No, I don't think private schools should beocme part of the public domain. That's a totally separate argument which we're not having here.
To paulapb I'd say yes, but just because that's the case we shouldn't necessarily encourage it or seek to further it. It surely has to be fair that a STATE school in your community is open to ALL pupils - if you want to educate your children within your choice of faith school, that is your prerogative, and one which I believe you should have to pay for through the independent system. If you wanted to educate your child in Scientology, you'd probably have to - why should teaching of Christianity be funded through taxes, and not Scientology? What if someone wanted to set up a Viking school, teaching that all Norse myths were to be believed and followed?

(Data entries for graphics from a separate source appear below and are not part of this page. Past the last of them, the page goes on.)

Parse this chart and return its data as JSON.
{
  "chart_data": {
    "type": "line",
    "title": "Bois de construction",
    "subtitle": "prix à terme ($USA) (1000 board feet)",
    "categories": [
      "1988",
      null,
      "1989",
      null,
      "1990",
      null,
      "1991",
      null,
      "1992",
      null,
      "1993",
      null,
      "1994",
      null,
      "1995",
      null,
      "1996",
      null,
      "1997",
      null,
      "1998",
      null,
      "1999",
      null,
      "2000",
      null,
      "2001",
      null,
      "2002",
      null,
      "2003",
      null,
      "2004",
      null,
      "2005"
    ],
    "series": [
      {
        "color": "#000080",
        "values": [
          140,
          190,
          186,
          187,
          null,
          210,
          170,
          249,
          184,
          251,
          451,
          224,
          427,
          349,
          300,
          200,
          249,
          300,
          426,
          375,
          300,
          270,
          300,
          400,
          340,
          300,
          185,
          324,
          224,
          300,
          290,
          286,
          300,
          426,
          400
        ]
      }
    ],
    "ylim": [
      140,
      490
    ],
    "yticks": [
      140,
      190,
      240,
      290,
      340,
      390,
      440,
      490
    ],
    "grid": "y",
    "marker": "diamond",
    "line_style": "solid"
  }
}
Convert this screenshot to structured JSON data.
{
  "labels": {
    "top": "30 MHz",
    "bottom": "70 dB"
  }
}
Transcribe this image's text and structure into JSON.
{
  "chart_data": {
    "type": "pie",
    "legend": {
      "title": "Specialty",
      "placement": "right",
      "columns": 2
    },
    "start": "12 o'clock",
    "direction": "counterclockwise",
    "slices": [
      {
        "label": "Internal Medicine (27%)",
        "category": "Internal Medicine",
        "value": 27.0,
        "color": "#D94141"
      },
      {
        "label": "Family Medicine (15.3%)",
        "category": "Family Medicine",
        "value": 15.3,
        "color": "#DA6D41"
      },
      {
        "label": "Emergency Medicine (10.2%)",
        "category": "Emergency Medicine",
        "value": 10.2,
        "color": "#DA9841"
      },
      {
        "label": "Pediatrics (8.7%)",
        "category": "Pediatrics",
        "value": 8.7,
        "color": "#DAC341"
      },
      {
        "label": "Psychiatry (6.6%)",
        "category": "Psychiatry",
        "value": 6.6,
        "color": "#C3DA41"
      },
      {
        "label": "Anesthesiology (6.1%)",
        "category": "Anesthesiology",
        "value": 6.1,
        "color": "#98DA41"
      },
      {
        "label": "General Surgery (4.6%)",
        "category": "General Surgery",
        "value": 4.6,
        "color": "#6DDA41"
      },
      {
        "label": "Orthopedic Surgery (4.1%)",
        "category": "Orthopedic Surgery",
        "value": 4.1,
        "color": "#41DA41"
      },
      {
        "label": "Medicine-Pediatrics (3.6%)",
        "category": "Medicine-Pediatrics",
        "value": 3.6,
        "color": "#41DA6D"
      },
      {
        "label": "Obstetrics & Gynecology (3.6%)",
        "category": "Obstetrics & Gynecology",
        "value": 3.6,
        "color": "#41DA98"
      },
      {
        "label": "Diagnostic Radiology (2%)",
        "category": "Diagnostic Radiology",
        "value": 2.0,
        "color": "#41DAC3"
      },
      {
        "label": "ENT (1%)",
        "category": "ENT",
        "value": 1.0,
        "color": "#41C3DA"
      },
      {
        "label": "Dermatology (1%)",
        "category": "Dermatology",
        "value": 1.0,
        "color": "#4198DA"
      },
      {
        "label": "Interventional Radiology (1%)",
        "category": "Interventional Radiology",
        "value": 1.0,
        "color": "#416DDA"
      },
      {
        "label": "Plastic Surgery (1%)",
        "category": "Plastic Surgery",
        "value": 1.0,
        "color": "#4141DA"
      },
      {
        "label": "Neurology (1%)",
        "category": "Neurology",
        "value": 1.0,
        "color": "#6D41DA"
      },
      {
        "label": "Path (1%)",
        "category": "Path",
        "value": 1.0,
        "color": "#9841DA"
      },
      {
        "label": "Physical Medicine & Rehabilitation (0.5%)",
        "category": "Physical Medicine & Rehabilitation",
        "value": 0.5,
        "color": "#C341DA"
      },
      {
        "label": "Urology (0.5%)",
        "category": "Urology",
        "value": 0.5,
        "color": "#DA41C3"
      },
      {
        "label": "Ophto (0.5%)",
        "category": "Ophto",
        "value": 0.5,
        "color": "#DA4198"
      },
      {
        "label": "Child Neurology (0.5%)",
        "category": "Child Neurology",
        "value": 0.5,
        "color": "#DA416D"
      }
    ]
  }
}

I was amused by DC's lesbian sex comparison. I have no idea if it's true. To take a less controversial one, I think one statistic which is pretty sound is that the same number of people go to church on a Sunday as go to watch football matches on a Saturday - it's about 1-2 million. What would people think of a "Manchester United" state school which required pupils to be taught that it was unquestionably the best team and everyone else was wrong? Or a "Sheffield Wednesday" school? Seems daft? No more daft than god-schools.